I do not think that those who read a little about the history of the Roman Empire, both Western and Eastern, after the conversion of Constantine will recognise dartagnan's picture of a kindly and pacifist organisation.
And, so far as I can see, he seems to be under the impression that the crusades were launched by 'The Roman Empire'. The Roman Empire divided into Eastern and Western branches in 286, and the western branch was extinguished with the deposition of Romulus Augustulus in 476. Since the first crusade was not launched until 1095, the Western Roman Empire, as a political entity, played no part in any crusades. (The later entity that called itself the 'Holy Roman Empire' has been well described as 'neither holy, nor Roman, nor an empire'.)

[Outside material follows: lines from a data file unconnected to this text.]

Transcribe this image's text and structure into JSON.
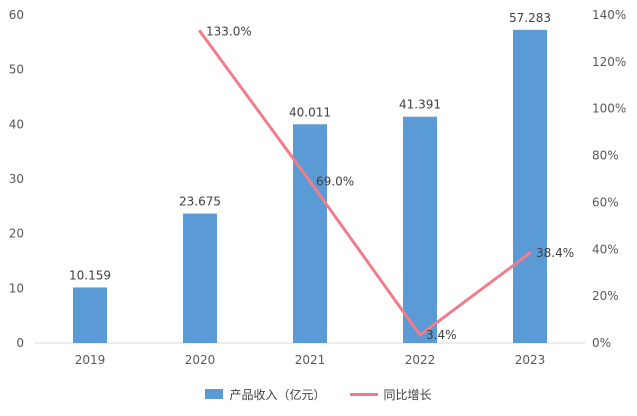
{
  "chart_data": {
    "type": "bar",
    "categories": [
      "2019",
      "2020",
      "2021",
      "2022",
      "2023"
    ],
    "series": [
      {
        "name": "产品收入（亿元）",
        "type": "bar",
        "axis": "left",
        "values": [
          10.159,
          23.675,
          40.011,
          41.391,
          57.283
        ],
        "labels": [
          "10.159",
          "23.675",
          "40.011",
          "41.391",
          "57.283"
        ],
        "color": "#5B9BD5"
      },
      {
        "name": "同比增长",
        "type": "line",
        "axis": "right",
        "values": [
          null,
          133.0,
          69.0,
          3.4,
          38.4
        ],
        "labels": [
          "",
          "133.0%",
          "69.0%",
          "3.4%",
          "38.4%"
        ],
        "color": "#F07C8C"
      }
    ],
    "ylim": [
      0,
      60
    ],
    "yticks": [
      "0",
      "10",
      "20",
      "30",
      "40",
      "50",
      "60"
    ],
    "y2lim": [
      0,
      140
    ],
    "y2ticks": [
      "0%",
      "20%",
      "40%",
      "60%",
      "80%",
      "100%",
      "120%",
      "140%"
    ],
    "grid": false,
    "legend_position": "bottom"
  }
}
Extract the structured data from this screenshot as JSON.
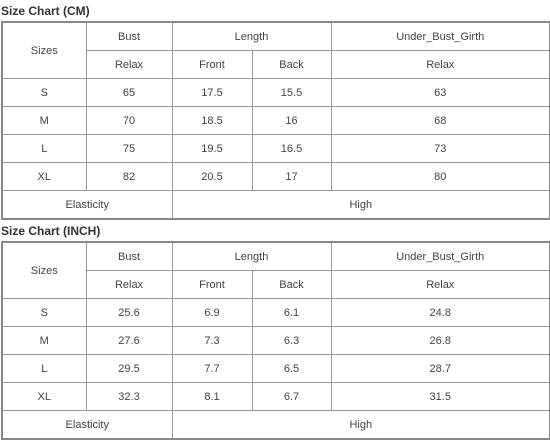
{
  "tables": [
    {
      "title": "Size Chart (CM)",
      "sizes": "Sizes",
      "groups": [
        "Bust",
        "Length",
        "Under_Bust_Girth"
      ],
      "sub": [
        "Relax",
        "Front",
        "Back",
        "Relax"
      ],
      "rows": [
        [
          "S",
          "65",
          "17.5",
          "15.5",
          "63"
        ],
        [
          "M",
          "70",
          "18.5",
          "16",
          "68"
        ],
        [
          "L",
          "75",
          "19.5",
          "16.5",
          "73"
        ],
        [
          "XL",
          "82",
          "20.5",
          "17",
          "80"
        ]
      ],
      "footer": [
        "Elasticity",
        "High"
      ]
    },
    {
      "title": "Size Chart (INCH)",
      "sizes": "Sizes",
      "groups": [
        "Bust",
        "Length",
        "Under_Bust_Girth"
      ],
      "sub": [
        "Relax",
        "Front",
        "Back",
        "Relax"
      ],
      "rows": [
        [
          "S",
          "25.6",
          "6.9",
          "6.1",
          "24.8"
        ],
        [
          "M",
          "27.6",
          "7.3",
          "6.3",
          "26.8"
        ],
        [
          "L",
          "29.5",
          "7.7",
          "6.5",
          "28.7"
        ],
        [
          "XL",
          "32.3",
          "8.1",
          "6.7",
          "31.5"
        ]
      ],
      "footer": [
        "Elasticity",
        "High"
      ]
    }
  ]
}
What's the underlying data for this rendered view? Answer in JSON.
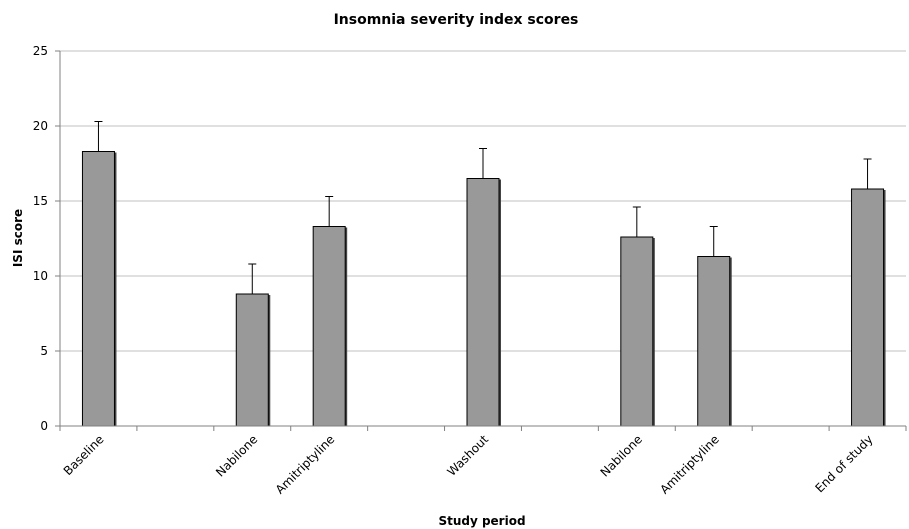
{
  "chart_data": {
    "type": "bar",
    "title": "Insomnia severity index scores",
    "xlabel": "Study period",
    "ylabel": "ISI score",
    "ylim": [
      0,
      25
    ],
    "yticks": [
      0,
      5,
      10,
      15,
      20,
      25
    ],
    "grid": true,
    "categories": [
      "Baseline",
      "",
      "Nabilone",
      "Amitriptyline",
      "",
      "Washout",
      "",
      "Nabilone",
      "Amitriptyline",
      "",
      "End of study"
    ],
    "values": [
      18.3,
      null,
      8.8,
      13.3,
      null,
      16.5,
      null,
      12.6,
      11.3,
      null,
      15.8
    ],
    "error_upper": [
      2.0,
      null,
      2.0,
      2.0,
      null,
      2.0,
      null,
      2.0,
      2.0,
      null,
      2.0
    ],
    "colors": {
      "bar": "#999999",
      "bar_shadow": "#444444",
      "grid": "#c0c0c0",
      "axis": "#808080"
    }
  }
}
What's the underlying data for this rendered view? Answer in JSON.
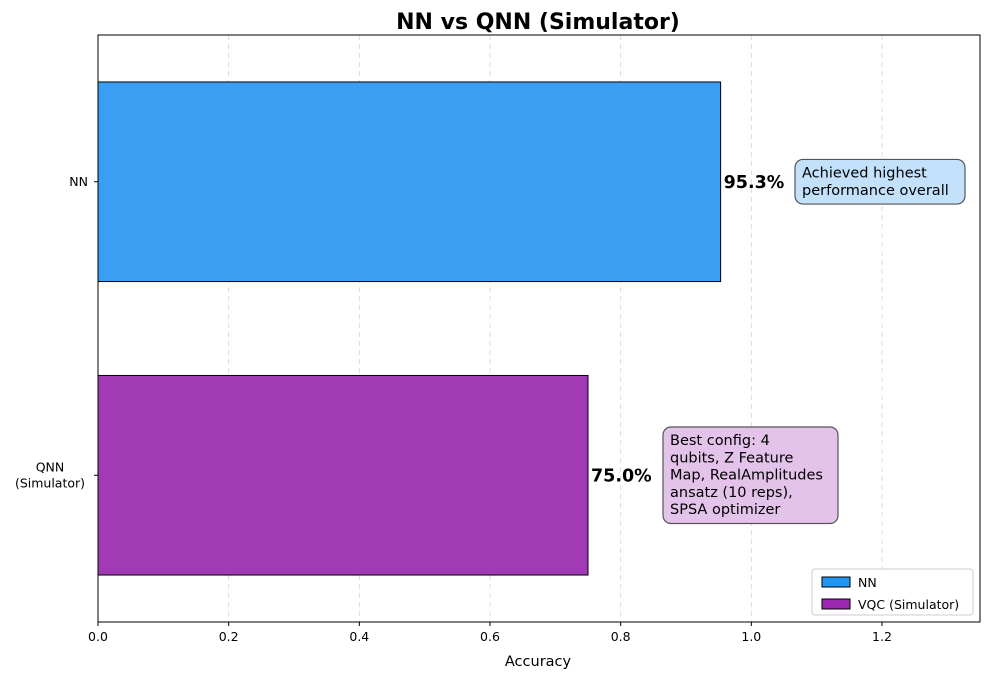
{
  "chart_data": {
    "type": "bar",
    "orientation": "horizontal",
    "title": "NN vs QNN (Simulator)",
    "xlabel": "Accuracy",
    "ylabel": "",
    "xlim": [
      0,
      1.35
    ],
    "x_ticks": [
      "0.0",
      "0.2",
      "0.4",
      "0.6",
      "0.8",
      "1.0",
      "1.2"
    ],
    "categories": [
      "NN",
      "QNN\n(Simulator)"
    ],
    "values": [
      0.953,
      0.75
    ],
    "value_labels": [
      "95.3%",
      "75.0%"
    ],
    "colors": [
      "#3a9ef3",
      "#a23ab5"
    ],
    "annotations": [
      {
        "lines": [
          "Achieved highest",
          "performance overall"
        ],
        "background": "#c3e1fb"
      },
      {
        "lines": [
          "Best config: 4",
          "qubits, Z Feature",
          "Map, RealAmplitudes",
          "ansatz (10 reps),",
          "SPSA optimizer"
        ],
        "background": "#e4c3ea"
      }
    ],
    "legend": {
      "placement": "lower-right",
      "entries": [
        {
          "label": "NN",
          "color": "#2196f3"
        },
        {
          "label": "VQC (Simulator)",
          "color": "#9c27b0"
        }
      ]
    },
    "grid": "x-dashed"
  }
}
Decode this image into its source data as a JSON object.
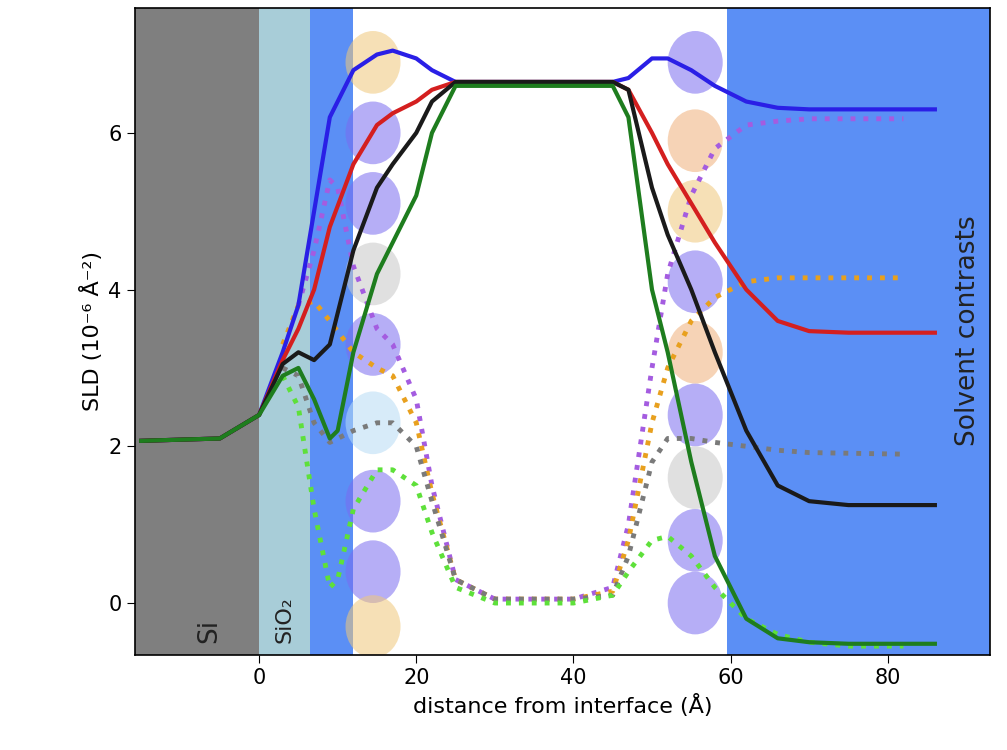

The eastern branch, with its capital at Constantinople, was a great and highly effective military power, which used a combination of force, diplomacy and bribery to maintain (and as far as possible expand) its frontiers against a series of adversaries such as the Persians, the Bulgars and the Arabs. In 1071 the empire made a great thrust against the rising power of the Seljuq Turks, and it was the disastrous failure of this attack at Manzikert which put the empire so much on the back foot that it called for help from the west. Hence the first crusade, whose results were by no means entirely welcome to the Eastern Emperor; instead of a disciplined mercenary force to add to his armies, there flooded across his empire a horde of what appeared to his citizens to be largely undisciplined barbarians. During the fourth crusade, in 1204, the soldiers of the cross (who had demanded a large payment from the emperor, which he had failed to pay) attacked and captured Constantinople, the capital of the Roman empire, and pillaged it savagely for three days. The damage done by this crusade is widely held to have sent the empire on a downwards course that led to its eventual fall in 1453.
"Defending the helpless as well as themselves"? "Withstood centuries of attacks from invading forces without fighting back"? Dartagnan is perfectly entitled to express his own views on such matters.
Others are entitled to use his post as the basis for making a rough estimate (subject, no doubt, to later refinement) of how reliable his historical generalisations may be. It's a free board.